See AGENTS/architecture.md for the layering rules.

§Quick start — probabilistic match

use worker_matcher::{Gender, MatchingEngine, MatchConfig, Worker};
use chrono::NaiveDate;

let alice = Worker::builder()
    .given_name("Alice")
    .family_name("Williams")
    .date_of_birth(NaiveDate::from_ymd_opt(1980, 5, 15).unwrap())
    .gender(Gender::Female)
    .build();

let alyce = Worker::builder()
    .given_name("Alyce")   // alternate spelling
    .family_name("Williams")
    .date_of_birth(NaiveDate::from_ymd_opt(1980, 5, 15).unwrap())
    .gender(Gender::Female)
    .build();

let engine = MatchingEngine::new(MatchConfig::default());
let result = engine.match_workers(&alice, &alyce);

assert!(result.is_match, "Alice and Alyce should be a fuzzy match");
assert!(result.score > 0.85);

§Quick start — deterministic match

use worker_matcher::{MatchingEngine, Worker};

// NHS-format numbers in two textual layouts.
let a = Worker::builder().uk_nhs_number("943 476 5919").build();
let b = Worker::builder().uk_nhs_number("9434765919").build();

let engine = MatchingEngine::default_config();
assert!(engine.deterministic_match(&a, &b),
    "same NHS number with different formatting must match deterministically");

§Inspecting the per-field breakdown

Every probabilistic match returns a per-field score so the decision is auditable end-to-end. Missing or unparseable fields score None rather than zero — they do not penalise the worker.

use worker_matcher::{MatchingEngine, Worker};
use chrono::NaiveDate;

let p1 = Worker::builder()
    .given_name("John")
    .family_name("Smith")
    .date_of_birth(NaiveDate::from_ymd_opt(1980, 5, 15).unwrap())
    .build();
let p2 = p1.clone();

let result = MatchingEngine::default_config().match_workers(&p1, &p2);

assert_eq!(result.breakdown.date_of_birth_score, Some(1.0));
assert!(result.breakdown.given_name_score.unwrap() > 0.99);
assert!(result.breakdown.family_name_score.unwrap() > 0.99);
// NHS number was missing on both — score is `None`, not `0.0`.
assert_eq!(result.breakdown.uk_nhs_number_score, None);

§Configuration presets

Three configurations cover most use cases. Use MatchConfig::strict when a clinician must rely on the answer; use MatchConfig::lenient to triage large candidate sets where false negatives are worse than false positives.

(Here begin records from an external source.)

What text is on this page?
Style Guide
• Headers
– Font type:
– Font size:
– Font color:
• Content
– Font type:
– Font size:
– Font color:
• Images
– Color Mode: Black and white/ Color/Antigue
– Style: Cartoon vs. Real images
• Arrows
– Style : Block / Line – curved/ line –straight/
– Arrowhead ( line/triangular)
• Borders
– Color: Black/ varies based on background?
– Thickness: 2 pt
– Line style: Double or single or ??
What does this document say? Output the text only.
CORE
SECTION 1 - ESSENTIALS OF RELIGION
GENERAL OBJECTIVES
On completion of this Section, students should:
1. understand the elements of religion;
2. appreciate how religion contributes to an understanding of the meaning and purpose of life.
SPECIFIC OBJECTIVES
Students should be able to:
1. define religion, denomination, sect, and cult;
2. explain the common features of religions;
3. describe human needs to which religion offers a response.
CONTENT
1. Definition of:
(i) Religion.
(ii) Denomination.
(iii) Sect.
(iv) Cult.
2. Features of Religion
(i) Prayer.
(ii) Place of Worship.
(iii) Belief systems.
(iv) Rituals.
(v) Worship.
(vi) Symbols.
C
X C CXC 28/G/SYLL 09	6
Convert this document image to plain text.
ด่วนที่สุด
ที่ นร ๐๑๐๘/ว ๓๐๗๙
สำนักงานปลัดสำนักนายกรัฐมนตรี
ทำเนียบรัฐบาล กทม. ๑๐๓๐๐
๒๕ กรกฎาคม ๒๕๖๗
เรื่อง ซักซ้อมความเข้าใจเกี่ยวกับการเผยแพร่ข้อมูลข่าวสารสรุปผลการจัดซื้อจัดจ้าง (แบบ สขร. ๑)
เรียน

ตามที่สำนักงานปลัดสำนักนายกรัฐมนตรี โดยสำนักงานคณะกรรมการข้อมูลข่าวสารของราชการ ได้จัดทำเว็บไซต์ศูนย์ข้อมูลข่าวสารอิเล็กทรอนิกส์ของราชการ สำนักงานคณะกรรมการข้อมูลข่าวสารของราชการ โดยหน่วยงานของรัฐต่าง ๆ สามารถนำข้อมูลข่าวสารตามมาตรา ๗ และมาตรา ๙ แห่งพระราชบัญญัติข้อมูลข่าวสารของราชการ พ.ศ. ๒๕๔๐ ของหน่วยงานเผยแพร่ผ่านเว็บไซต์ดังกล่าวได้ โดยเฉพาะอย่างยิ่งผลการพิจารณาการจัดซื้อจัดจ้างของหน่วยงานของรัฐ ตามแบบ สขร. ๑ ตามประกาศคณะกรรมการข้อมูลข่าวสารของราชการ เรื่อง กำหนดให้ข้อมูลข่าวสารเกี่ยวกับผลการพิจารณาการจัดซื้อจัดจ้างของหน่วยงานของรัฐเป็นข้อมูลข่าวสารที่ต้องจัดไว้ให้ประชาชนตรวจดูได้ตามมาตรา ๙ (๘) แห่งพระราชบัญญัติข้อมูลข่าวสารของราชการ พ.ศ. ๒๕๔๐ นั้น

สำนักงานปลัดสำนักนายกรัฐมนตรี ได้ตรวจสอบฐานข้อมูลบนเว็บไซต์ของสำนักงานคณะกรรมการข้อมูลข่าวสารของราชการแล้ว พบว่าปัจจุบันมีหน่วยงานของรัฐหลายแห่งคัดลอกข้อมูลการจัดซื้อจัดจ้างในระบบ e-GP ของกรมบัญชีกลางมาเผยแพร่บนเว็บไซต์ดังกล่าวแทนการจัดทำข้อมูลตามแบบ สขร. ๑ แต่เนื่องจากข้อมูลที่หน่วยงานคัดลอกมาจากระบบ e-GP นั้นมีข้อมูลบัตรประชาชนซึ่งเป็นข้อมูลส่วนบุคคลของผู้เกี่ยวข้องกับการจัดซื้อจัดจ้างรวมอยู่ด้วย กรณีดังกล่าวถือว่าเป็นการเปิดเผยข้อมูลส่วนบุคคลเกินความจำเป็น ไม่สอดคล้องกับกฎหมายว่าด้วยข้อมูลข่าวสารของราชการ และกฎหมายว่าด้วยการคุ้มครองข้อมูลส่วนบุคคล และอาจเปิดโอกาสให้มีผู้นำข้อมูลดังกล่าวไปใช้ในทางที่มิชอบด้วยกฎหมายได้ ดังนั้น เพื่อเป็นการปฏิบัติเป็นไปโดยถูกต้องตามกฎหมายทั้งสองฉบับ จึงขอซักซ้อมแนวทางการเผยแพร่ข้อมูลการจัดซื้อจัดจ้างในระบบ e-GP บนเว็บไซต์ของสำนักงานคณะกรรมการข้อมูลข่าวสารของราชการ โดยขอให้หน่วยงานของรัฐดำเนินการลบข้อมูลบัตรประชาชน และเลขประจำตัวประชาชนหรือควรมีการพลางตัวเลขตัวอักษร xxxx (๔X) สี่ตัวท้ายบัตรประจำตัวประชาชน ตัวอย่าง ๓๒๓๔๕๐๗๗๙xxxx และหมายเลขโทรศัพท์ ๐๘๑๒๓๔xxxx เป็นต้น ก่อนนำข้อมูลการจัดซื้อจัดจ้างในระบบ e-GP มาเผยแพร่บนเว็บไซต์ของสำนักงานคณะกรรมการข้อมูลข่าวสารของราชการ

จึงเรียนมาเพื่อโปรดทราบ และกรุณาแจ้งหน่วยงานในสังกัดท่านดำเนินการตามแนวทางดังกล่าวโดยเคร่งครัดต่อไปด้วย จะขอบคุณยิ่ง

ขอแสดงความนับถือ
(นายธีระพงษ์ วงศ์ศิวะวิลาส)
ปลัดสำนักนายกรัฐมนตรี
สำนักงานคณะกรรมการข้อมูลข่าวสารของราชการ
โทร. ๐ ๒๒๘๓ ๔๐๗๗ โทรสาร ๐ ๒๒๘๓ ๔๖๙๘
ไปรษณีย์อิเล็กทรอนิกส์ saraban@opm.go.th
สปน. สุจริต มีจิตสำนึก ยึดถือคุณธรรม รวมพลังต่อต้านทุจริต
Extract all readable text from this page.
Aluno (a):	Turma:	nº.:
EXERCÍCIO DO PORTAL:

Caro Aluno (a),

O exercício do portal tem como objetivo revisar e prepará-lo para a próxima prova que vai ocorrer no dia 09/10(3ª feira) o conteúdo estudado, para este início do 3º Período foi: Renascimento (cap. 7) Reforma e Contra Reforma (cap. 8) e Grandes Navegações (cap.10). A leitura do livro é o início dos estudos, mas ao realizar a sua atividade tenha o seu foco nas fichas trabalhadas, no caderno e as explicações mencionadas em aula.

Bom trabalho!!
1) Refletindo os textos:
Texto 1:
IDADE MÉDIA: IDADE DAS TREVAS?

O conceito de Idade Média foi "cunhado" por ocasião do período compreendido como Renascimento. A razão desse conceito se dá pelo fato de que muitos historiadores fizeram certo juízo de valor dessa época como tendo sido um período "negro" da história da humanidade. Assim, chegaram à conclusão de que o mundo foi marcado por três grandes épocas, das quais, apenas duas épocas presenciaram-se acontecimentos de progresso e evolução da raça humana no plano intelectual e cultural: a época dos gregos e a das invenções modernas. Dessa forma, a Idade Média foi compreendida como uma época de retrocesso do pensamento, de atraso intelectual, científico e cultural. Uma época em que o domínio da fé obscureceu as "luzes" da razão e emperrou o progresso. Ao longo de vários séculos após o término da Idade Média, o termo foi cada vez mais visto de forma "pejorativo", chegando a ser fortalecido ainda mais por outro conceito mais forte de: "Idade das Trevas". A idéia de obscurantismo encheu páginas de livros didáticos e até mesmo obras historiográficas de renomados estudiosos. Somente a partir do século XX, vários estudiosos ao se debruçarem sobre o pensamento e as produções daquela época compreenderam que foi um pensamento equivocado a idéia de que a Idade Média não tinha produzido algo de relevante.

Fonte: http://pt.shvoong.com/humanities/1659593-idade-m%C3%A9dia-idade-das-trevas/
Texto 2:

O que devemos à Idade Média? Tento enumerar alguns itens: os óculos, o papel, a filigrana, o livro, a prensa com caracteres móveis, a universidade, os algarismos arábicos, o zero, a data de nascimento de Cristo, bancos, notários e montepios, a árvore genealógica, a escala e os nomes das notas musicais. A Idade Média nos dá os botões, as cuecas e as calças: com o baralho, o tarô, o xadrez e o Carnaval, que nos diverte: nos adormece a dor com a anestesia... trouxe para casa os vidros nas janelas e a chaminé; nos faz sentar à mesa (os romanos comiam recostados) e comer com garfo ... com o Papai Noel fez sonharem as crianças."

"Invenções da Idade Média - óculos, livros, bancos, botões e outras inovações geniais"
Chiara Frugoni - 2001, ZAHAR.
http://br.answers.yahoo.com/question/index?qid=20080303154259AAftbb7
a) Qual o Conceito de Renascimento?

use worker_matcher::{MatchConfig, MatchingEngine};

let strict   = MatchingEngine::new(MatchConfig::strict());
let default  = MatchingEngine::default_config();
let lenient  = MatchingEngine::new(MatchConfig::lenient());

// All three engines share the same scoring pipeline; only the
// threshold and a couple of weights differ.

§Determinism and safety

  • Deterministic. Same inputs ⇒ same outputs. No clocks, no RNGs, no environment variables.
  • No unsafe. This is a clinical-adjacent library.
  • No IO. The library does not log, read files, or open sockets.
  • No panics in library code paths; every fallible input returns None from a scorer or a MatchingError.

§Further reading

Re-exports§

pub use error::MatchingError;
pub use error::Result;
pub use matcher::Confidence;
pub use matcher::MatchBreakdown;
pub use matcher::MatchConfig;
pub use matcher::MatchResult;
pub use matcher::MatchingEngine;
pub use models::Address;
pub use models::BloodType;
pub use models::Gender;
pub use models::PassportBook;
pub use models::Worker;
pub use models::WorkerBuilder;
pub use nicknames::NicknameTable;
pub use normalizer::Normalizer;
pub use normalizer::ParsedAddressLine;
pub use scorer::Scorer;
pub use scorer::SimilarityAlgorithm;

Modules§

error
Error types for worker-matcher operations.
identifiers
National healthcare identifier parsing and validation.
matcher
Worker matcher engine: deterministic and probabilistic algorithms.
models
Data models for worker demographics and identifiers.
nicknames
Nickname equivalence tables for given-name matching.
normalizer
Text normalisation for worker demographic data.
scorer
Scoring algorithms for string similarity and field comparison.